The 2024 Bitcoin bull cycle never went parabolic. Analyst Michaël van de Poppe argues that missing ingredient is exactly why the current downturn may be shallower than anything seen in 2018 or 2022.
The Alphractal chart tracks how many days Bitcoin holders have spent at a loss, plotted against price on a logarithmic scale from 2011 through early 2026. The coloured bars represent loss periods, moving from purple at the base through blue, green, yellow, orange, and red at the peaks. Taller and redder means more holders were underwater for longer.
Three major spikes dominate the history. The 2015 bottom, the 2018 crash, and the 2022 collapse each produced towering red and orange bars. Pink arrows mark all three. The 2018 spike is the tallest on the entire chart, reflecting just how many people bought near the $19,783 peak and held through the devastation that followed.
The current reading sits at the far right, circled. Small bars. Mostly blue and purple. Nothing approaching red.
Van de Poppe posted the chart on March 8, 2026, with a simple observation. The 2024 cycle was shallow. It never produced the vertical parabolic structure that historically precedes deep, prolonged bear markets.
The mechanism behind that matters. Prior severe bear markets came after explosive price surges that pulled enormous amounts of late-cycle retail buying at peak prices. When those cycles reversed, millions of holders found themselves deeply underwater for months or years.

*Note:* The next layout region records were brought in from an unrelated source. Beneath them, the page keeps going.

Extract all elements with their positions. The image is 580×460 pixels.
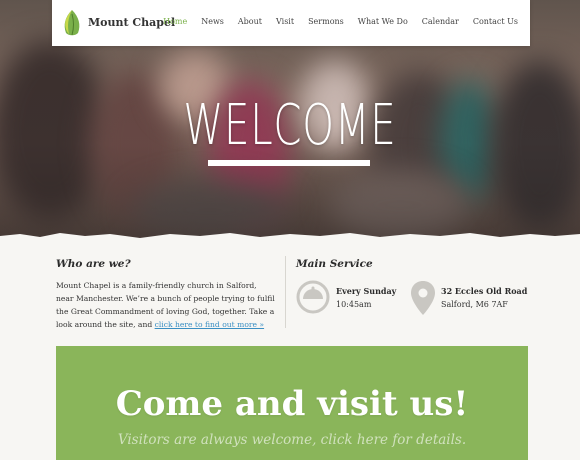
service-day: Every Sunday (336, 286, 397, 296)
nav-item-home[interactable]: Home (163, 17, 187, 26)
cta-subtitle[interactable]: Visitors are always welcome, click here … (56, 432, 528, 448)
about-title: Who are we? (56, 258, 131, 270)
address-line-2: Salford, M6 7AF (441, 300, 508, 309)
service-title: Main Service (296, 258, 373, 270)
visit-cta-banner[interactable]: Come and visit us! Visitors are always w… (56, 346, 528, 460)
cta-title: Come and visit us! (115, 384, 469, 424)
nav-item-contact-us[interactable]: Contact Us (473, 17, 518, 26)
service-column: Main Service (296, 258, 536, 270)
nav-item-calendar[interactable]: Calendar (422, 17, 459, 26)
address-line-1: 32 Eccles Old Road (441, 286, 528, 296)
find-out-more-link[interactable]: click here to find out more » (155, 320, 264, 329)
main-menu: Home News About Visit Sermons What We Do… (149, 17, 518, 26)
hero-heading-underline (208, 160, 370, 166)
nav-item-visit[interactable]: Visit (276, 17, 294, 26)
clock-icon (296, 280, 330, 318)
nav-item-what-we-do[interactable]: What We Do (358, 17, 408, 26)
leaf-logo-icon[interactable] (62, 9, 82, 41)
about-text: Mount Chapel is a family-friendly church… (56, 279, 276, 331)
nav-item-news[interactable]: News (201, 17, 224, 26)
torn-paper-edge (0, 233, 580, 244)
map-pin-icon (410, 280, 436, 320)
column-divider (285, 256, 286, 328)
hero-heading-wrap: WELCOME (0, 96, 580, 156)
top-navbar: Mount Chapel Home News About Visit Sermo… (52, 0, 530, 46)
nav-item-sermons[interactable]: Sermons (308, 17, 344, 26)
about-column: Who are we? Mount Chapel is a family-fri… (56, 258, 276, 331)
hero-heading: WELCOME (183, 93, 397, 158)
nav-item-about[interactable]: About (238, 17, 262, 26)
service-time: 10:45am (336, 300, 372, 309)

That sustained pain is what generates the tall red spikes on the chart.
This cycle peaked around $126,000 in October 2025 but did so without the same blowoff structure. Fewer holders bought at the extreme. The loss day metric reflects that directly. A shallower bull run means a smaller pool of trapped buyers on the way down, which limits the structural selling pressure that makes bear markets truly brutal.

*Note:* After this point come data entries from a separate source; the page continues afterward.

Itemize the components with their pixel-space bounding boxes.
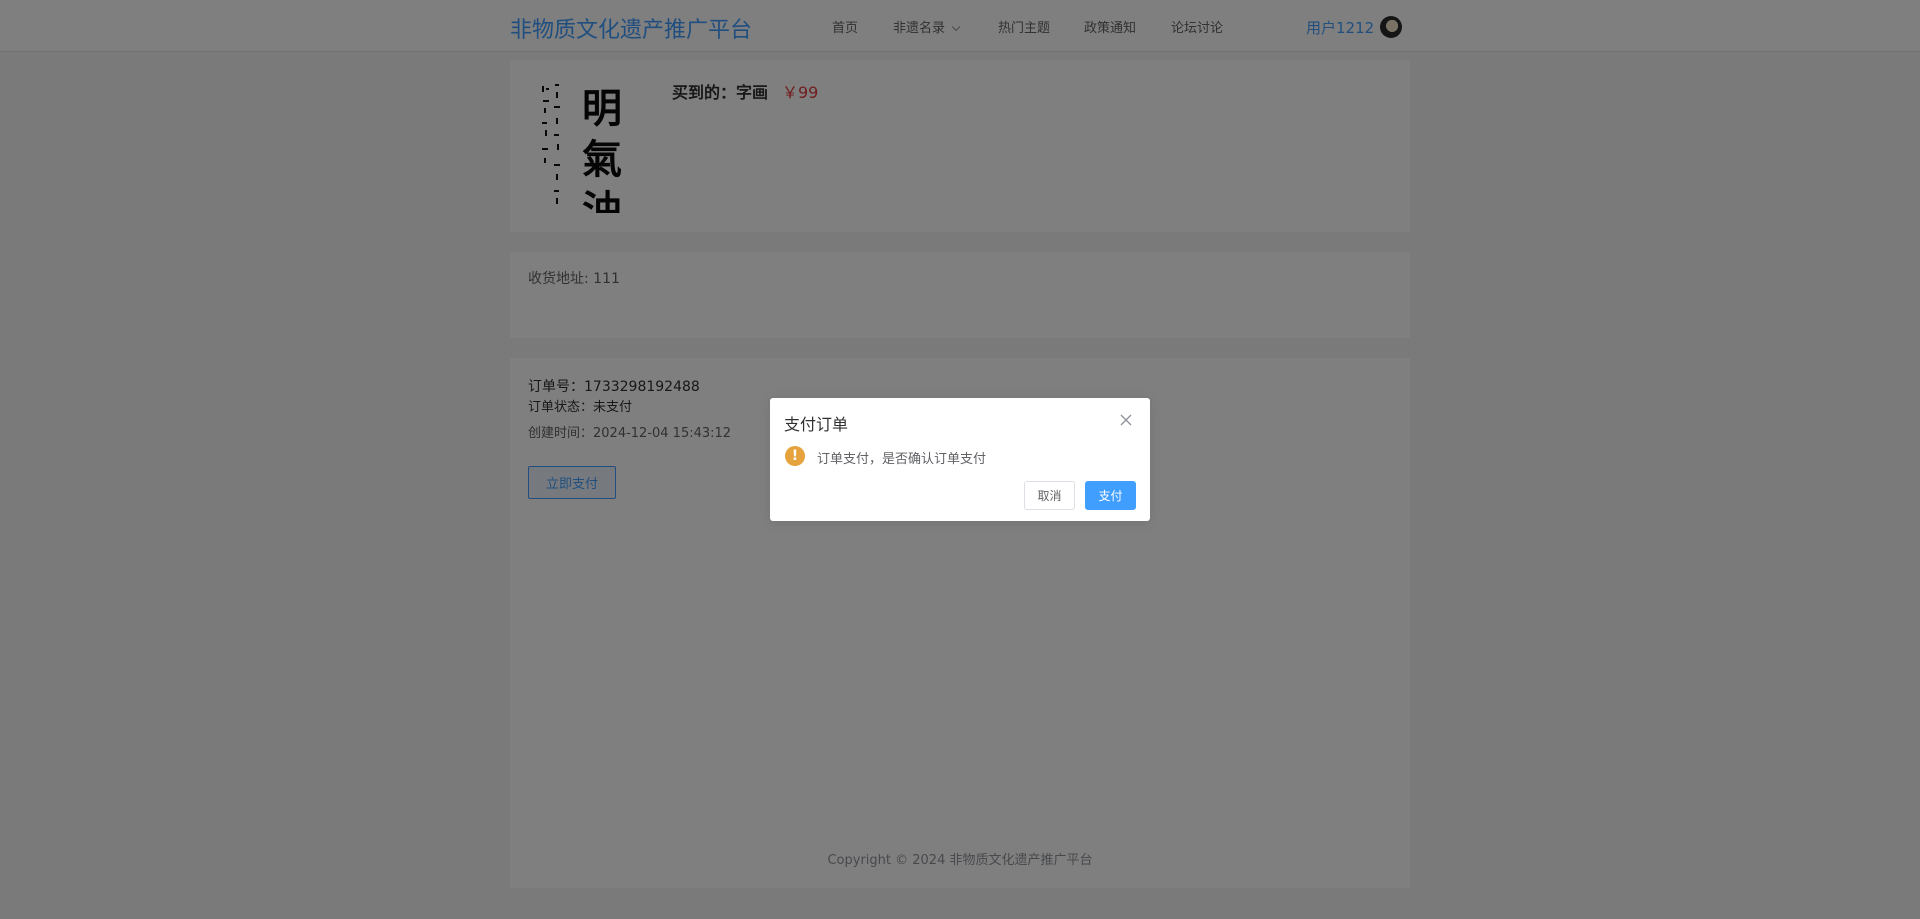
- warning-icon: !: [785, 446, 805, 466]
- close-icon-svg: [1120, 414, 1132, 426]
- dialog-message: 订单支付，是否确认订单支付: [817, 452, 987, 467]
- pay-order-dialog: 支付订单 ! 订单支付，是否确认订单支付 取消 支付: [770, 398, 1150, 521]
- cancel-button[interactable]: 取消: [1024, 481, 1075, 510]
- dialog-title: 支付订单: [784, 415, 849, 434]
- confirm-pay-button[interactable]: 支付: [1085, 481, 1136, 510]
- close-icon[interactable]: [1118, 412, 1134, 428]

Van de Poppe adds a second layer to the argument. Multiple on-chain indicators are currently sitting at floor levels, the kinds of readings historically associated with cycle bottoms rather than mid-bear deterioration. That combination, a shallow bull run and floored indicators, leads him to expect markets to turn bullish within the next 12 to 24 months.
He is not calling an immediate bottom. He is arguing the conditions for a deep, extended bear market simply have not been set up the way they were in prior cycles.
The chart supports the relative comparison. Prior cycles left far more holders underwater for far longer. This one has not replicated that pattern. Whether that means the worst is already behind Bitcoin or that the full damage has not yet developed is what the coming months will settle.